The most fundamental similarity among the three thinkers has to do with the ethical coloration of their liberalism. For all of them, liberty was to be valued chiefly as a means to the end of human excellence, whether this is conceived of as consisting of perfect obedience to conscience, in such qualities as energy, passion and a taste for grandeur, or (as with Constant) in something of a combination of these. Accordingly, Constant and Acton condemned utilitarianism, the former devoting a good deal of effort to the enterprise. For both thinkers, egoism furnished an inadequate foundation for liberty. For Acton, this conclusion was tied to his basic philosophical rationale for rights, which were seen as proceeding from one’s duties to one’s neighbors. Constant’s dread of the modern emphasis on egoism, on the other hand, stemmed from his view of the social conditions required for a liberal order. (Faguet, who states of Constant that “il a fait du libéralisme un égotisme intelligent,” is greatly over simplifying Constant’s complex thought in this area and, moreover, ignoring the clear meaning of various texts.)

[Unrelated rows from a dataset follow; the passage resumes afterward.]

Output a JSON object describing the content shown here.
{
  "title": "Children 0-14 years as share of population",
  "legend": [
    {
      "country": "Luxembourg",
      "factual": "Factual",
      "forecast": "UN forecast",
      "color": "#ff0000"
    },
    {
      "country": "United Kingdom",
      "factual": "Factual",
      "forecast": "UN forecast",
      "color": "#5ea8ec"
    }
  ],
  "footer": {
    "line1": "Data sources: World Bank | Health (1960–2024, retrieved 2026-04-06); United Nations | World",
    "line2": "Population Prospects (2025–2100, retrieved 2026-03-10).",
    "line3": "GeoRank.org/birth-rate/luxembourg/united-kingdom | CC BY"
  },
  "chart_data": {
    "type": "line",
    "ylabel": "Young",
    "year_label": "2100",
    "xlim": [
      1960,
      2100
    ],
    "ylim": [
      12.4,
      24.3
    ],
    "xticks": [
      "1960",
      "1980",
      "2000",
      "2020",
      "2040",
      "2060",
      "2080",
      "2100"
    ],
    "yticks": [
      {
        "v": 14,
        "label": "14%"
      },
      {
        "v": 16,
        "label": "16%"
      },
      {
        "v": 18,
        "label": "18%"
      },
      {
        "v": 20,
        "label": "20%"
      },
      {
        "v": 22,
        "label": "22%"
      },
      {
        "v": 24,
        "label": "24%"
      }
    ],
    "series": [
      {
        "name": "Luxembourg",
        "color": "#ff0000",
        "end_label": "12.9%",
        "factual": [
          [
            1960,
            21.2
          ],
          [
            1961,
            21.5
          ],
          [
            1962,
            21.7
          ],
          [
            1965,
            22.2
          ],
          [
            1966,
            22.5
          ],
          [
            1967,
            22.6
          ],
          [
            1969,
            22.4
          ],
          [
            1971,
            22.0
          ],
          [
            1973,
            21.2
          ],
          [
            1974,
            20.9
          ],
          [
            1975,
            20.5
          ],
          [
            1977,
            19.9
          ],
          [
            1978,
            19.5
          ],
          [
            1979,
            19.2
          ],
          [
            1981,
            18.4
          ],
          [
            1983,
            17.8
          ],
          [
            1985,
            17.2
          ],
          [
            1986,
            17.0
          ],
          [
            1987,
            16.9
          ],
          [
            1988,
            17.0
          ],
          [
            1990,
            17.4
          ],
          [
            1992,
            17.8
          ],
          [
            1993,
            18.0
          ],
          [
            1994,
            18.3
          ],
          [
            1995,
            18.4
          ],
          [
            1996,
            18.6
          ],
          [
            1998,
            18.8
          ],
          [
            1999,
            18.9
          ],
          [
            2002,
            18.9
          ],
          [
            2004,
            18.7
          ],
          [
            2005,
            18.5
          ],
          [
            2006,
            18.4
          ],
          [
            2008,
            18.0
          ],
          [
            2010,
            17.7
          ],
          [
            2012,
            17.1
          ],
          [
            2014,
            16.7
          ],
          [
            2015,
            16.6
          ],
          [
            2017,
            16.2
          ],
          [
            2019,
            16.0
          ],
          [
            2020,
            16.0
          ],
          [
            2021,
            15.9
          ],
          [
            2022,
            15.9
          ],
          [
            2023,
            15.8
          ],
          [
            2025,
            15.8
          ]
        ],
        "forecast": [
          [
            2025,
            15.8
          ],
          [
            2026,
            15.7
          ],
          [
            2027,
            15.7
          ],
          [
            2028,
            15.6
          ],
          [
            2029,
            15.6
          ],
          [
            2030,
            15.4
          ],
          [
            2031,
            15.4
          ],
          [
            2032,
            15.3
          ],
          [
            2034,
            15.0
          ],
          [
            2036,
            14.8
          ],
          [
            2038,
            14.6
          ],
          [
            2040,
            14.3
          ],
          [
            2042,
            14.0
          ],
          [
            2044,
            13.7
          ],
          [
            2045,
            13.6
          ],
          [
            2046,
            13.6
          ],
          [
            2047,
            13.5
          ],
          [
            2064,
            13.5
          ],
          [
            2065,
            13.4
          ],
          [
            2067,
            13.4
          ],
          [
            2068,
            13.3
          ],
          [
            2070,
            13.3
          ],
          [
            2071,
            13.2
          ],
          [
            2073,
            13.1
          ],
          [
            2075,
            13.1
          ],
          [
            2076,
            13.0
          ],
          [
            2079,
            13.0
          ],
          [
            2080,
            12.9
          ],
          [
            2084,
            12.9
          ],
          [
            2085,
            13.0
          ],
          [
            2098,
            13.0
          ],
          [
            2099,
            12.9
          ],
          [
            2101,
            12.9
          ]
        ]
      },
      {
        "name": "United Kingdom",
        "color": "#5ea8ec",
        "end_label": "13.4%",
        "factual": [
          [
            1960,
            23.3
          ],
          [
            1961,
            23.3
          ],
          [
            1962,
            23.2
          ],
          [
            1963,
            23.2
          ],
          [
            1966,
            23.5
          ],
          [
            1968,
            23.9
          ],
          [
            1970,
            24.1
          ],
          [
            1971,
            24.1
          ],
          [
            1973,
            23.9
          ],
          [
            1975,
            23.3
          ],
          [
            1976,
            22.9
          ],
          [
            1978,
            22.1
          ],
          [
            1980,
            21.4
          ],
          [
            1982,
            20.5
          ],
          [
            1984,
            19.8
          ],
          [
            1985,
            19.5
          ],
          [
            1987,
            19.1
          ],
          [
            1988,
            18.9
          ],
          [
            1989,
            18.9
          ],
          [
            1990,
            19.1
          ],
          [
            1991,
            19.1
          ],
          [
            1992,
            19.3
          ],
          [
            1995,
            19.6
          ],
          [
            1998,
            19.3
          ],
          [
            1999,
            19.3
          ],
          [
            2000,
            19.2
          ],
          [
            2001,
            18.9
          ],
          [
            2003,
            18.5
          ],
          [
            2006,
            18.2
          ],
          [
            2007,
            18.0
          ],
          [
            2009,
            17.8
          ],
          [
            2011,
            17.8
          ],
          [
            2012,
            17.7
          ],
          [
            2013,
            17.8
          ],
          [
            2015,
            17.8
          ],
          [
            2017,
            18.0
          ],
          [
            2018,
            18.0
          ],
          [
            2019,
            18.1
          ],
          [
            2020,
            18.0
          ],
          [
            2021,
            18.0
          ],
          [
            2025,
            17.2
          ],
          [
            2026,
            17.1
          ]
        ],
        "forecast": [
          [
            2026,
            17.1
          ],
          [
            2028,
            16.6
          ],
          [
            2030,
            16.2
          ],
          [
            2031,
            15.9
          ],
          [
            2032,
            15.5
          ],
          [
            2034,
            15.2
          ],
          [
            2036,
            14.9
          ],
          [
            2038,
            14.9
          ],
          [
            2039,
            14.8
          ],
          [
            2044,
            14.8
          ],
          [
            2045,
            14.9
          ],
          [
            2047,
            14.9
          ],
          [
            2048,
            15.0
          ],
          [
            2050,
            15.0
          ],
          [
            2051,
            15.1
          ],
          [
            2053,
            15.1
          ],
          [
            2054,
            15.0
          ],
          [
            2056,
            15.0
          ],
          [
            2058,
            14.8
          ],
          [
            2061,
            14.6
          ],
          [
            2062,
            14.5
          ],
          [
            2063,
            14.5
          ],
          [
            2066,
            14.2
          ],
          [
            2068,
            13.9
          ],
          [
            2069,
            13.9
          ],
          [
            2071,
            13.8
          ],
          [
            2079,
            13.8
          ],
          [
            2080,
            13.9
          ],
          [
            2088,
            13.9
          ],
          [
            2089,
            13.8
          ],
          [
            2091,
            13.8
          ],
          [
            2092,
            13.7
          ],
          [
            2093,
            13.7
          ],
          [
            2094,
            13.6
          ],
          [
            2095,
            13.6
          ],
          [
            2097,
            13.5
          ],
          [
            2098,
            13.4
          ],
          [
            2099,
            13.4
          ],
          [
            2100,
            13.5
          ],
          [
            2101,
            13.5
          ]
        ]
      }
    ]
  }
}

Tocqueville followed Constant closely in his identification of egoistic individualism and the quest for personal enjoyment as a prime modern threat to freedom. (Indeed, the parallels between their thought in this whole area are so many—although unexplored by any scholar, to my knowledge— that a strong influence by Constant on Tocqueville must be presumed.) He appears at first to disagree with Constant in asserting that, given certain conditions, egoistic hedonism is an acceptable basis for ethics in the democratic age, faute de mieux. Ultimately, however, he finds that it is insufficient for the creation of the minimally necessary sort of human character, and must be supplemented by religion, by the cultivation of the sense of glory, etc. In fact, in the end, he grows silent concerning the potentiality even of religious faith to stem the modern attitude, and places his hopes rather in the practice of political democracy.
The recognition of the inadequacy of the ethical and metaphysical bases of eighteenth-century liberalism and the currents in nineteenth-century liberal thought that flowed from it, may be cited as the distinguishing mark of the three men whose ideas we have examined; of all of them, and not of Tocqueville alone, it may be said that “they were liberals of a new type.”